New big cat at Jaguar
David Smith, on the company’s plans to move further upmarket
David Smith and Ratan Tata’s logic is impeccable: Jaguar is a match for almost anyone when it comes to heritage and history – the E-type, XJ13 and a string of Le Mans victories just for starters – so why not exploit it to the full?
That logic is to be put into practice under the ownership of India’s Tata group. Sometime within the next few years – Smith tells evo it is too early to talk about precise dates or potential model line-ups – Jaguar will lope upwards into the rarefied atmosphere of the £100,000-plus new-car market; territory currently occupied by just a small handful of Mercedes-Benz and Porsche models, plus the specialists such as Bentley, Aston Martin and Ferrari.
Smith, in his first interview since being made permanent chief executive of Jaguar Land Rover following the untimely death of much-respected predecessor Geoff Polites, makes it clear that there are no plans to vacate most of Jaguar’s existing market haunts, with the notable exception of dropping the lacklustre X-type. The XF range, which is already rolling in the cash in satisfying amounts, will stay in place, giving a pricing start point for Jaguars in the UK of around £35,000. There will remain, also, the current crossover, in pricing terms, between the top XFs and the lower rungs of the XJ range, with what is claimed by design chief Ian Callum to be a ‘stunning’ XJ replacement due next year. The XK range also stays, although it is expected to be moved further upmarket with a 500-plus brake horsepower version within the next year.
But even the most bells-and-whistles -laden cars of the current Jaguar range currently top out at a smidgen under £80,000, and the most expensive Range Rover costs £72,000 – ‘so we can go a lot further up the market than we are now,’ Smith insists. ‘Both Jaguar and Land Rover, through the Range Rover brand, should be able to produce very credible products to appeal to people in those markets.’
It is on being asked precisely how this is to be done that Smith clams up. Nor is he inclined to comment on some of the more excitable rumours running around about what Jaguar Land Rover and Tata are poised to do, now that the dust is settling on Tata’s $2.3bn purchase of JLR in April.

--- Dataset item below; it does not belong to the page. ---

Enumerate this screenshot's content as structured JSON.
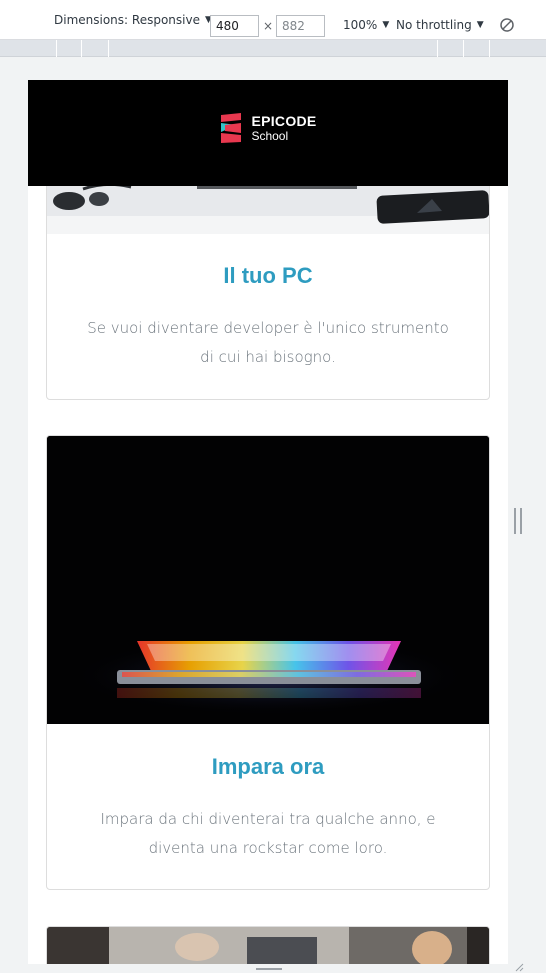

And rumours there are aplenty, some sparked off by the more excitable executives at Tata’s own corporate AGM in July. Examples: Ratan Tata intends to revive Daimler as a ‘flagship’ brand; Jaguar is to return to racing as a means of creating modern ‘heritage’; it is hastening forward a separate, lightweight aluminium two-seater from the XK which will be the true successor to the E-type; Tata is putting up £1bn to let Jaguar off the leash and fulfil all the ambitions it has had to suppress while under the ownership of cash-strapped Ford. About the only suggestions the rumour-mill has left out are a revival of the Lanchester and Rover brands – which like Daimler are owned by JLR, and, hence, now Tata.
For the most part, it’s all sheer wishful thinking – not least about the investment cash. Smith, who says that JLR will be funding its investment programme out of earnings, gently suggests that, since Tata had to organise substantial funding just to buy JLR, it is hardly likely to have a billion quid tucked in its back pocket for JLR, no matter how much Ratan Tata wishes that to be the case. There is no doubt that Mr T – a real car enthusiast – would love to give Jaguar its head without cash worries, but with the possible exception of the lightweight two-seater, it is all – for the moment – a wish list.
More important to Smith is that he believes JLR will be allowed to become a much quicker-acting and more flexible business. ‘Tata wants us to be autonomous,’ he says, ‘and I’ve got all the executive authority I need to make both the day-to-day and the long-term executive decisions without having to consult with Ratan and Ravi [Kant, Tata Automotive’s chief executive].’